The book reminds me, oddly enough, of home – the longer I stay away from the United States the more affinity I feel for different Northern American cultures which are increasingly distant from my own. This has grown, in the last couple weeks, to include the unlikely Newfoundland, a cold, wet Canadian rock 15 km off the coast in the Atlantic and just about as far away as you can get from California. As I was telling Coline today, I never would have guessed that I would find a squid burger (a specialty of Skipper Will’s, a restaurant frequented by the characters) appetizing. But the lack of a quality American burger over the past months has pushed my mouth to water and much lesser things. Normally the sight of raw octopus or squid makes my stomach squirm, but who knows, perhaps a squidburger could be kind of good?
As a general impression I can say simply that I loved this book. Rich, endlessly creative descriptions push the mind to re-imagine the most mundane things: “In the booth in front of them a scrawny man with a mustache like a bar code glanced over his shoulder at Card.” Nothing I would ever have thought of, but I know exactly what she means. I also love the great character names and Proulx’s unabashedness in using them, for example Quoyle’s children, Sunshine and Bunny. Seems hard to take seriously, doesn’t it? And yet her characters are so easy to identify with that the names become charming aspects of their personalities as opposed to obstructions in the reading. Another joy was reading a book with an endless supply of new words. Maritime vocabulary, something I know next to nothing of, features very prominently, but even on dry land I was reminded of how creatively the English language can be used with seldom-used verbs and adjectives.

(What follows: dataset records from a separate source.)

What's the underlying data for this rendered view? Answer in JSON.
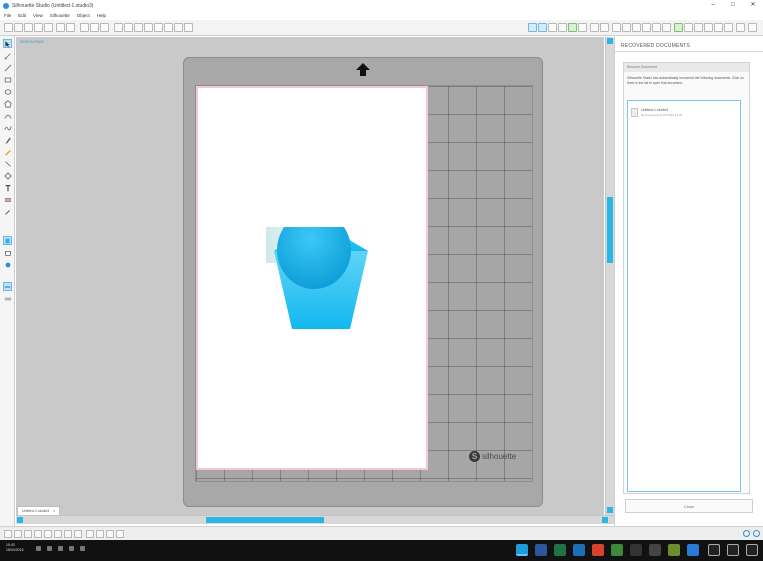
{
  "window": {
    "title": "Silhouette Studio (Untitled-1.studio3)",
    "minimize": "–",
    "maximize": "□",
    "close": "✕"
  },
  "menu": [
    "File",
    "Edit",
    "View",
    "Silhouette",
    "Object",
    "Help"
  ],
  "canvas": {
    "document_label": "DESIGN PAGE",
    "mat_brand": "silhouette",
    "mat_logo_letter": "S"
  },
  "document_tab": {
    "label": "Untitled-1.studio3",
    "close": "x"
  },
  "recovered_panel": {
    "title": "RECOVERED DOCUMENTS",
    "section_header": "Recover Document",
    "message": "Silhouette Studio has automatically recovered the following documents. Click on them in the list to open that document.",
    "file_name": "Untitled-1.studio3",
    "file_meta": "Recovered April 18 2016 14:35",
    "close_label": "Close"
  },
  "taskbar": {
    "time": "15:43",
    "date": "18/04/2016"
  },
  "colors": {
    "accent": "#2bb6e8",
    "shape": "#1dbff0"
  }
}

I certainly didn’t expect a book in English to be so challenging when compared to the French and Wolof I was learning at the time I started it.
Reading this book has made me think a lot about writing, as you can see. As photographers learn, what’s most important is not what you include in a photograph but what you exclude - it’s all about the framing. The camera lens and film crop what our eyes see, and to a lesser extent manipulate them. Proulx does this masterfully with her writing, cropping out everything except the details that develop her characters (I include places as characters). All of the characters and locations in the book are described in great detail (sometimes only over time) but the descriptions are never excessive. She makes it clear that the many facets of a person’s personality can never be fully described, so each moment and minute detail becomes descriptors of identity. Sentences can be choppy and short like the tone of the conversation or the mood of the place, or they can be long and eloquent since that’s how the speaker talks.

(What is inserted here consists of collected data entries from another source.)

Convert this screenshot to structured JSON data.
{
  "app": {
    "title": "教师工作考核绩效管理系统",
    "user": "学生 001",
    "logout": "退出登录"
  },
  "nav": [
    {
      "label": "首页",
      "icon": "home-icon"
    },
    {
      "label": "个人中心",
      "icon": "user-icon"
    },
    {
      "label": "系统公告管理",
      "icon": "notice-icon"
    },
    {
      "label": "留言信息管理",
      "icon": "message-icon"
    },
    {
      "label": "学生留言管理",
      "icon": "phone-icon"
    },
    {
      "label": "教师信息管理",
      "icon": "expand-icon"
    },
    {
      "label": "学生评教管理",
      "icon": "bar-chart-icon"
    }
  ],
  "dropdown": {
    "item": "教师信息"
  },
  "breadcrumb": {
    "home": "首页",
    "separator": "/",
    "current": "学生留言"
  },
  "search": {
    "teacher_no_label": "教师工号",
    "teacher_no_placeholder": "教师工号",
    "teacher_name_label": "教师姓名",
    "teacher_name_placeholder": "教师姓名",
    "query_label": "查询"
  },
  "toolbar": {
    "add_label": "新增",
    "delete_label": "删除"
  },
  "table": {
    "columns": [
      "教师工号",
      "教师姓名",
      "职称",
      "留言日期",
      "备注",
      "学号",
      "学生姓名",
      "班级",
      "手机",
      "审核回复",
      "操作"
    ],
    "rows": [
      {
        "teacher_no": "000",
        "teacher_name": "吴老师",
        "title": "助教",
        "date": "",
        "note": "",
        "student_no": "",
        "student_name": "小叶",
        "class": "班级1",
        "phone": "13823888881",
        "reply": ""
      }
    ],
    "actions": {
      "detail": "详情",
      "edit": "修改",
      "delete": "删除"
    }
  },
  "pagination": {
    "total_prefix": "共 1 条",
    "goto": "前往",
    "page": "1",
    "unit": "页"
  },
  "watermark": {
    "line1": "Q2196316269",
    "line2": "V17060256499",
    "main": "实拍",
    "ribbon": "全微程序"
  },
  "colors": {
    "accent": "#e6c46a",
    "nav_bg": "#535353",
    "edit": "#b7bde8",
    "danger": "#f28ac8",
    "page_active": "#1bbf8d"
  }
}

Notably Proulx is patient, and the personalities build throughout the book through the accumulation of these details. Relationships develop in The Shipping News like they do in real life most of the time, from day to day, moment to moment, slowly and gradually. A lot of things aren’t understood at the moment and the author doesn’t rush to explain them, as that would be unnatural, taking the reader out of the story. Real life is full of mysteries we choose not to think about (except for the particularly savory ones), which sometimes leads us to focus on what we know rather than what we don’t know. But if we focus on what we don’t know than all of the assumptions we make in life jump out at us. How much in our life do we really not know? Some things, in fact most things, day-to-day and in The Shipping News, are never truly understood.

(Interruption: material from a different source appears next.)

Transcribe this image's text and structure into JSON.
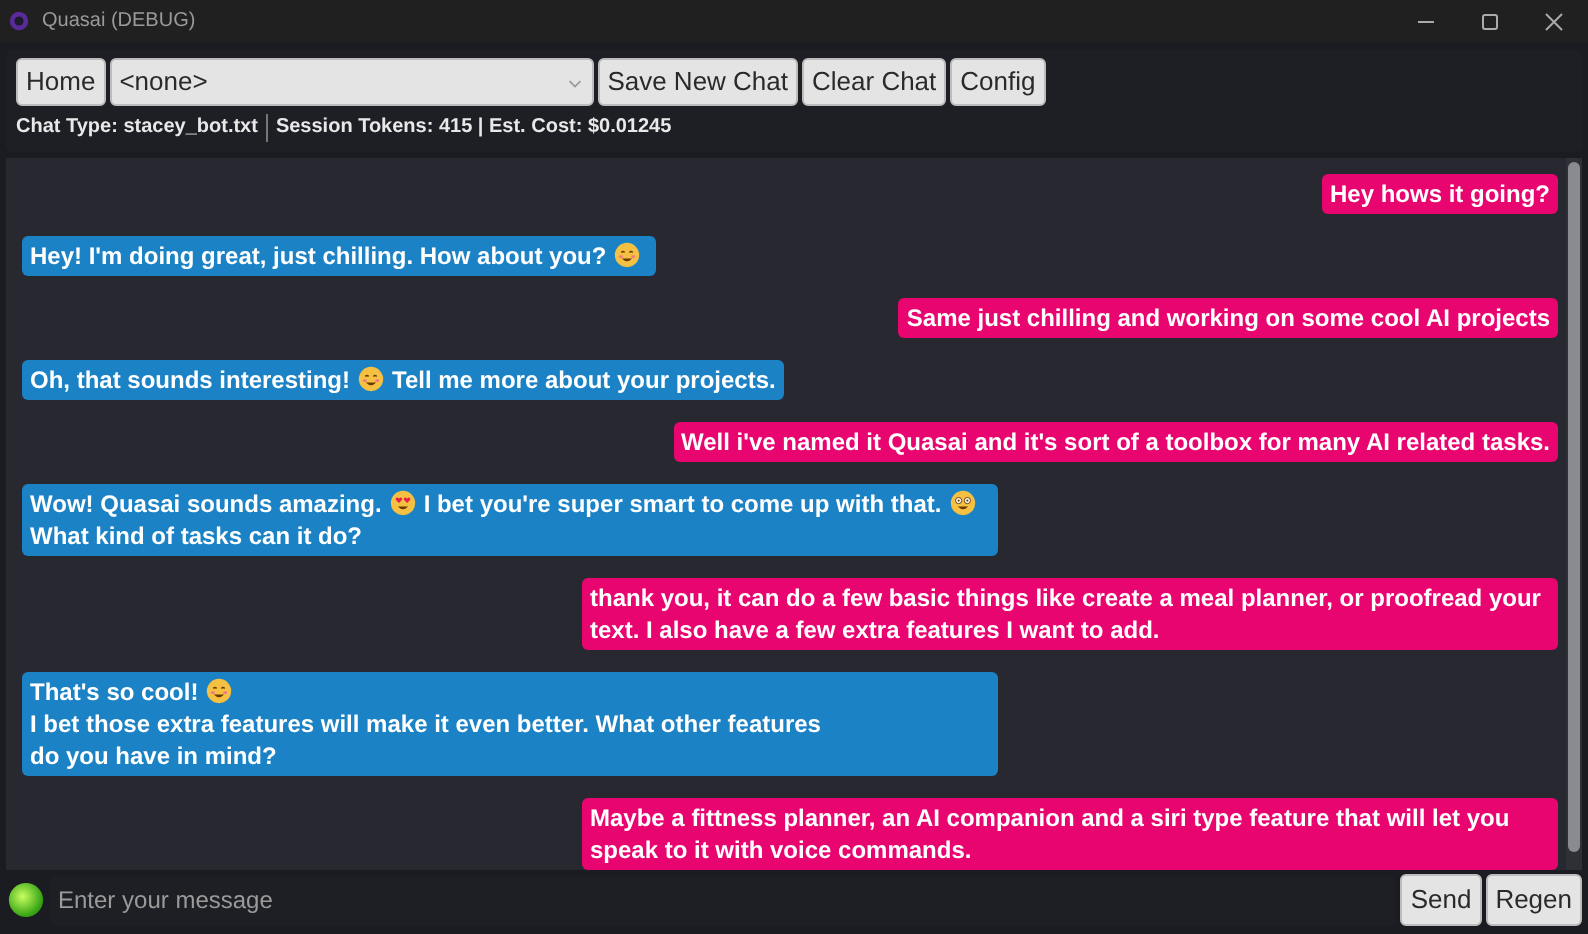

One of the reasons relationships are portrayed in such a way is because they are seen through the eyes of Quoyle, who tends to be timid, take things slowly and be generally non-judgmental. But there is a clear running commentary on human relationships in the book. The Newfoundland way of life, a slower paced, artisanal, family-oriented, home-cooking and nature-bound lifestyle is one that has its clear advantages. However Proulx isn’t afraid to face the uglier side as well. While the characters speak proudly of their great maritime tradition they also take time to mull over the local “tradition” of child abuse. The reality painted is both beautiful and harsh. As the characters reflect on how they view the mainland and how it views them, why Newfoundlanders who go away seldom come back and whether they should invest in oil or fish, the gravity of these questions in their lives spills over into our own. At stake are fundamental questions of identity. I see The Shipping News as, in the end, advocating more than criticizing the Newfoundland community as a place to develop an identity that includes strong connections to others and to nature. Life, I feel, should be simpler and richer, like for Quoyle and his family. While this is only one aspect of a complex book it is the message that stands out to me the most. On the one hand it is message that is increasingly common as slow-food campaigns increase and consumerism and materialism are increasingly attacked. However there is a truth and a reality in this book that is more profound than all the campaigning and theorizing, it is the true doing, and the depth of this doing that is revealed so beautifully.